The thing is, test results are not useful if they’re misunderstood. It’s important to work with a knowledgeable practitioner who can combine your health history, your lifestyle, and the test results to chart a personal course for your healing journey and help you along the way. This is what we do for clients in our online program, the Complete Period Relief Solution.
#2 Avoid Endocrine Disruptors
Chemicals from everyday products like plastics, personal care and cleaning products, and even food contain endocrine (hormone) disruptors that mess with your hormones. This aggravates your symptoms of adenomyosis and it’s important to limit your exposure. This is often a blind spot because of ‘greenwashing’. Many products are labeled as ‘natural’ and ‘healthy’ that contain these harmful chemicals, and so does their packaging. Get clear on how common hormone disruptors show up and take stock of your most-used products to make sure you’re not unwittingly exposing yourself.
#3 Reduce Stress
Stressful situations elevate cortisol, the stress hormone. When cortisol is elevated, it activates your survival response and makes sex hormone production second priority. By learning how to manage the day-to-day stress that comes your way, you are taking a huge step toward sustainable hormone balance.

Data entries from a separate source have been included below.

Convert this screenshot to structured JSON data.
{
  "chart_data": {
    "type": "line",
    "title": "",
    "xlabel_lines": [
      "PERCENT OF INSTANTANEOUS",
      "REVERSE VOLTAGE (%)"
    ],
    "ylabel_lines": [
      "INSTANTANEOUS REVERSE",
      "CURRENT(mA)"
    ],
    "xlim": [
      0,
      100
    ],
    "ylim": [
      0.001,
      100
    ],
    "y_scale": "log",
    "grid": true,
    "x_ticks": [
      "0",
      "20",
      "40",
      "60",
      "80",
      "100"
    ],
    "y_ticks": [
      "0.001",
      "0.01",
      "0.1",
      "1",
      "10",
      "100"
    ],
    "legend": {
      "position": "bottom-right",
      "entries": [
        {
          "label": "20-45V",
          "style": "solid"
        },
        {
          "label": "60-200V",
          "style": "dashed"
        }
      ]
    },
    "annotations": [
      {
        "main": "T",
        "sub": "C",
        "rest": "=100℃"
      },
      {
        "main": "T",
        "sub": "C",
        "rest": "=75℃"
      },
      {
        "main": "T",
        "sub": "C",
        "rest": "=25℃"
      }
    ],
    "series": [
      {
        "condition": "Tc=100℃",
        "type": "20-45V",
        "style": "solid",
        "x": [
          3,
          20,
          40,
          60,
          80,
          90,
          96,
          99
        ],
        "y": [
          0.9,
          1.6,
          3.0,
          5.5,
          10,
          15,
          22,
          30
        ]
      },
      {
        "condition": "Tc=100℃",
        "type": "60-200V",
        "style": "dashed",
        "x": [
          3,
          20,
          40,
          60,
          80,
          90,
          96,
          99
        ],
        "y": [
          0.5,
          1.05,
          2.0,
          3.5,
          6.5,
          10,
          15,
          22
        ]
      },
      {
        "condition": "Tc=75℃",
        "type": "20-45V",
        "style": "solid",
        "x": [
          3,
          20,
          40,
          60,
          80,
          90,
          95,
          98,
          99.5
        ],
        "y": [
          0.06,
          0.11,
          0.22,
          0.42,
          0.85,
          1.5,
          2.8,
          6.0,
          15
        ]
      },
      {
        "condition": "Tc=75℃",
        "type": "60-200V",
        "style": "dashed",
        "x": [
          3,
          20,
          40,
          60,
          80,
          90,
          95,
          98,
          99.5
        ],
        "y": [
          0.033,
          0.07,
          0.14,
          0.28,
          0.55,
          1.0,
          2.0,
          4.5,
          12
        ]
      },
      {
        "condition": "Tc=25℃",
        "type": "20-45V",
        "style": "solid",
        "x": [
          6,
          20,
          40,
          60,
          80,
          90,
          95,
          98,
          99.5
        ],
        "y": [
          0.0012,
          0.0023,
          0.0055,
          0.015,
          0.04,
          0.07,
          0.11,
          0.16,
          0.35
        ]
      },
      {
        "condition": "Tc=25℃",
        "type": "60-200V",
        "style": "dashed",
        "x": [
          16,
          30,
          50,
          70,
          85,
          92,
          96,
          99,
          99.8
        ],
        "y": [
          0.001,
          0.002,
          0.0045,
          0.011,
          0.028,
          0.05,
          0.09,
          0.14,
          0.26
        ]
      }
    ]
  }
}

#4 Follow A Pain-Free Period Diet
Eat a fibre-rich, anti-inflammatory diet that includes organic, colourful vegetables, seasonal fruits, raw nuts and seeds. Food provides the building blocks for hormone production and helps remove hormonal waste from the body. In addition, avoid inflammatory foods like dairy, sugar, and foods that you’re intolerant to. A healing diet that is full of easy, tasty meals is crucial to getting relief from adenomyosis bloating, cramping and pain. Read more about the specifics here.
Although modern medical procedures can help diagnose adenomyosis, conventional treatment options are not in line with what women want for their bodies and their lives. It’s important to know that there is a holistic alternative out there to help reduce your pain and restore your life to what it was before adenomyosis took over.